Semi-structured data is the name given in database research (informatics) to information which is not subject to a general structure, but which carry with it part of the structural information. While structured data retention must be based on a database model that contains the appearance of the data elements (objects), semi-structured data lacks one. Semi-structured data does not need to be subjected to a type model; thus, a data collection from semi-structured data can expand as desired. Semi-structured data can be brought into a form with the help of rules, which has the characteristics (1) The data collection consists of one or more sequences of objects.(2) Objects can either be decomposed into attributes (complex objects) or they are atomic objects.
(3) Atomic objects contain values of a known, elementary data type. Semi-structured data with properties (1), (2), and (3) are called well-formed semi-structured data. The Object Exchange Model (OE model) has become a de facto model for semi-structured data. Data that has these properties can also be described as well-formed XML documents.
Is semi-structured not also structured?
Semi-structured data cannot be placed in a structured database model except for one exception described below. However, there are procedures in place to detect data types of semi-structured data. If the data types (classes) and thus the relations are known, you have an entity-relationship model. However, for this model, it can only be filled with data in this structure, not with other semi-structured data. For semi-structured files shaped in an OE model, it can also be claimed that the formal description of an OE model allows you to create a matching, structured data model that can look like this:
- This data model contains only three basic types: the nodes that represent the objects, the edges, attributes, or references, and sheets that represent the properties of the reference.
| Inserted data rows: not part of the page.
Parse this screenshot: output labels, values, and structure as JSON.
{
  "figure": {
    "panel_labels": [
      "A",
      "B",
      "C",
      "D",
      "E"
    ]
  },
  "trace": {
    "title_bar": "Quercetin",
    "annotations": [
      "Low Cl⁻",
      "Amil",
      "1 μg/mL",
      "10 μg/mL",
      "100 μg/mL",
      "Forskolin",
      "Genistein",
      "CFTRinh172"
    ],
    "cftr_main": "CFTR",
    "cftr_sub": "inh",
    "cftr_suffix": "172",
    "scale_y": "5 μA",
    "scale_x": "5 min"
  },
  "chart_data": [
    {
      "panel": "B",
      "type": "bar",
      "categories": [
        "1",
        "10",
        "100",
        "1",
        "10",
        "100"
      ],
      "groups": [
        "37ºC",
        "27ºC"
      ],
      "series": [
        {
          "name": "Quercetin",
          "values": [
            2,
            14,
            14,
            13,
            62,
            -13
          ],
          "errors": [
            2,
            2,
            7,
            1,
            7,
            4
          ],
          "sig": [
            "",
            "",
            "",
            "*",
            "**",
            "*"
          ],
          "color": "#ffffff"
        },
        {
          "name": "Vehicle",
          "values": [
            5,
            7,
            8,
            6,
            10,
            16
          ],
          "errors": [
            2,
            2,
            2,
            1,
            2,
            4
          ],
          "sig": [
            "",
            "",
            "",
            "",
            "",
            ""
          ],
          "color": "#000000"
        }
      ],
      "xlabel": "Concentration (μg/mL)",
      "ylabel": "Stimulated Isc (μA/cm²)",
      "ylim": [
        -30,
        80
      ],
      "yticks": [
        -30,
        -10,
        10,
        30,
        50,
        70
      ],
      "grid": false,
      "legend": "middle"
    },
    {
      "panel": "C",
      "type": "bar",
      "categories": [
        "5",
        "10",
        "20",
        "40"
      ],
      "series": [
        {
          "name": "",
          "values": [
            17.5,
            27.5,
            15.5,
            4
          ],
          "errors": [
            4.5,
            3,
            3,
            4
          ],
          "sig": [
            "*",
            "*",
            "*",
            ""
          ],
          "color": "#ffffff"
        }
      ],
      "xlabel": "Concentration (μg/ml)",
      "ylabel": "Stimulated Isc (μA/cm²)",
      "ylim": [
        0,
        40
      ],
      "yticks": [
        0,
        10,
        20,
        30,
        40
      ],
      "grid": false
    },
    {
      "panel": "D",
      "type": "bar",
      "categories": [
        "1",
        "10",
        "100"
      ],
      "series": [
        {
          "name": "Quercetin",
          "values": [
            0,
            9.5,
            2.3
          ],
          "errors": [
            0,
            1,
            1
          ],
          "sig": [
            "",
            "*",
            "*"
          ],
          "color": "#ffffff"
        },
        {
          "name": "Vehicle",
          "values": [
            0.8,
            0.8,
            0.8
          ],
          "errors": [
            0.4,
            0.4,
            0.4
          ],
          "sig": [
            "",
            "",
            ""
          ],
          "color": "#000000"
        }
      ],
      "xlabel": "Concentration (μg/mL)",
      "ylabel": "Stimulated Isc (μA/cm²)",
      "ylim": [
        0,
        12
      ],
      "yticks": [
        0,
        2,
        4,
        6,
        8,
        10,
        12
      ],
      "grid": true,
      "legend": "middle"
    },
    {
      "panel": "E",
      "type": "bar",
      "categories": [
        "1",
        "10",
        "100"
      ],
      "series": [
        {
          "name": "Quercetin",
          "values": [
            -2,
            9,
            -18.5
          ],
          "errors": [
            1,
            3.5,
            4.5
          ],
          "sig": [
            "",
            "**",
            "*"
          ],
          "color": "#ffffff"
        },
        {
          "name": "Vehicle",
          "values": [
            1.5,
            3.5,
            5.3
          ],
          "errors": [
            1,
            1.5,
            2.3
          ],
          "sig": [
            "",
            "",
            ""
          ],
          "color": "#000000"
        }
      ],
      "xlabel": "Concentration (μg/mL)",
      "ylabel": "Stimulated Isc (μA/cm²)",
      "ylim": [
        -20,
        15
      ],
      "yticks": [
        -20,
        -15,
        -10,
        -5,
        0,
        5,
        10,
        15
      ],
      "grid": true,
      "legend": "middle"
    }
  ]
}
- Thus, all semi-structured objects of an OEM model can also be written into this data model. The following is an OEM DB model.
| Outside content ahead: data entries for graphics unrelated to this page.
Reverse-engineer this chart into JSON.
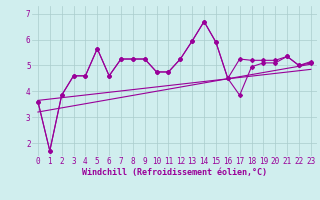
{
  "bg_color": "#d0eeee",
  "line_color": "#990099",
  "grid_color": "#aacccc",
  "xlabel": "Windchill (Refroidissement éolien,°C)",
  "xlabel_fontsize": 6.0,
  "tick_fontsize": 5.5,
  "ylabel_ticks": [
    2,
    3,
    4,
    5,
    6,
    7
  ],
  "xlim": [
    -0.5,
    23.5
  ],
  "ylim": [
    1.5,
    7.3
  ],
  "series1_x": [
    0,
    1,
    2,
    3,
    4,
    5,
    6,
    7,
    8,
    9,
    10,
    11,
    12,
    13,
    14,
    15,
    16,
    17,
    18,
    19,
    20,
    21,
    22,
    23
  ],
  "series1_y": [
    3.6,
    1.7,
    3.85,
    4.6,
    4.6,
    5.65,
    4.6,
    5.25,
    5.25,
    5.25,
    4.75,
    4.75,
    5.25,
    5.95,
    6.7,
    5.9,
    4.5,
    5.25,
    5.2,
    5.2,
    5.2,
    5.35,
    5.0,
    5.15
  ],
  "series2_x": [
    0,
    1,
    2,
    3,
    4,
    5,
    6,
    7,
    8,
    9,
    10,
    11,
    12,
    13,
    14,
    15,
    16,
    17,
    18,
    19,
    20,
    21,
    22,
    23
  ],
  "series2_y": [
    3.6,
    1.7,
    3.85,
    4.6,
    4.6,
    5.65,
    4.6,
    5.25,
    5.25,
    5.25,
    4.75,
    4.75,
    5.25,
    5.95,
    6.7,
    5.9,
    4.5,
    3.85,
    4.95,
    5.1,
    5.1,
    5.35,
    5.0,
    5.1
  ],
  "trend1_x": [
    0,
    23
  ],
  "trend1_y": [
    3.65,
    4.85
  ],
  "trend2_x": [
    0,
    23
  ],
  "trend2_y": [
    3.2,
    5.05
  ]
}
- Semi-structured data cannot be written into a DB model except models that have only one abstract data type for all objects.
Notation of semi-structured data
The notation of semi-structured data with XML, which has been standardized by the W3 consortium, is very widespread. This serves as a data exchange format on the Internet and is additionally used as a data storage format in many applications.In XML, attributes can be noted with the following notation for so-called elements whose name can be freely set:
<element [attribut_1="wert_1"] [attribut_2="wert_2"] [attribut_n="wert_n"]> content1 <unterelement_1/> <unterelement_2/> .... </element>
There are two ways to specify properties of objects within XML – (1) by XML attributes (2) by sub-elements
The so-called ssd (semi-structured-data) notation is less well known than the XML. However, this notation for semi-structured data provides a very short and clear presentation. There is another notation for the XML documents, which is called DTD (Document Type Definition). This notation describes the structure of an XML document.
XML files with DTD are more structured than XML files without DTD. XML files without DTD have no typing. Within an XML document, elements or tags and their attributes can be defined as desired, without any restrictions. In principle, it is possible for the DTD to define only a portion of the elements within the XML document. With the help of a DTD, it is possible to define which elements may exist and which attributes these elements may or must have; the amount of possible values can also be limited. In addition, the set of possible children can be defined with DTDs. The types described in the DTD can be implied. Although the XML document is subject to an object description, structured data cannot be spoken of.
Despite the possibility of further structuring with DTDs, we are still at the semi-structured level of data storage. This is due to the fact that structured data is technically subject to a so-called data dictionary, which describes the structure of the data. The structure of the entities includes the relationships, attributes, and values with their data types. It is not possible to access the stored data without the data dictionary. It is different for semi-structured data, which is basically structured like a text file. Also, the values of the attributes are not defined with data structure specifications such as string, integer, float, date, number, etc., but are generally represented as strings. Thus, an XML file validated with a DTD can be edited and modified independently of the DTD. Different XML files, which in turn can be validated with the same DTD, thus belong to the same equivalence class.
Since the structure of the DTD is derived from the processing algorithms, semi-structured data in XML with DTD can only be generated by a program in one version and further processed with a program and a version – unless semantically oriented queries or processing methods are used in further processing. DTDs may also be created by type recognition methods, such as simulation, because this method detects types of objects “classes”. Program changes, as seen here in the analysis system, also lead to the adaptation of the DTD. In addition, the semi-structured concept offers the possibility that elements that describe words and sentence phrases in this case can sequence each other at will. DTD notation provides parameters entities that allow any order and number of sub-elements of a parent. This is not possible directly with structured ER modeling.
JSON is an open standard format that uses human-readable text to convey data objects in attribute–value pairs, primarily to transmit data between a server and web application, or an alternative to XML. JSON has been popularized by web services utilizing REST. Databases such as MongoDB and Couchbase can store data natively in JSON format for semi-structured data.
Advantages and disadvantages of semi-structured data
Programmers can avoid worrying about object-relational impedance mismatch. Nested or hierarchical data simplifies data models in many situations. Support for lists of objects simplifies data models. But, the method of data storage is prone to garbage in, garbage out by removing restraints.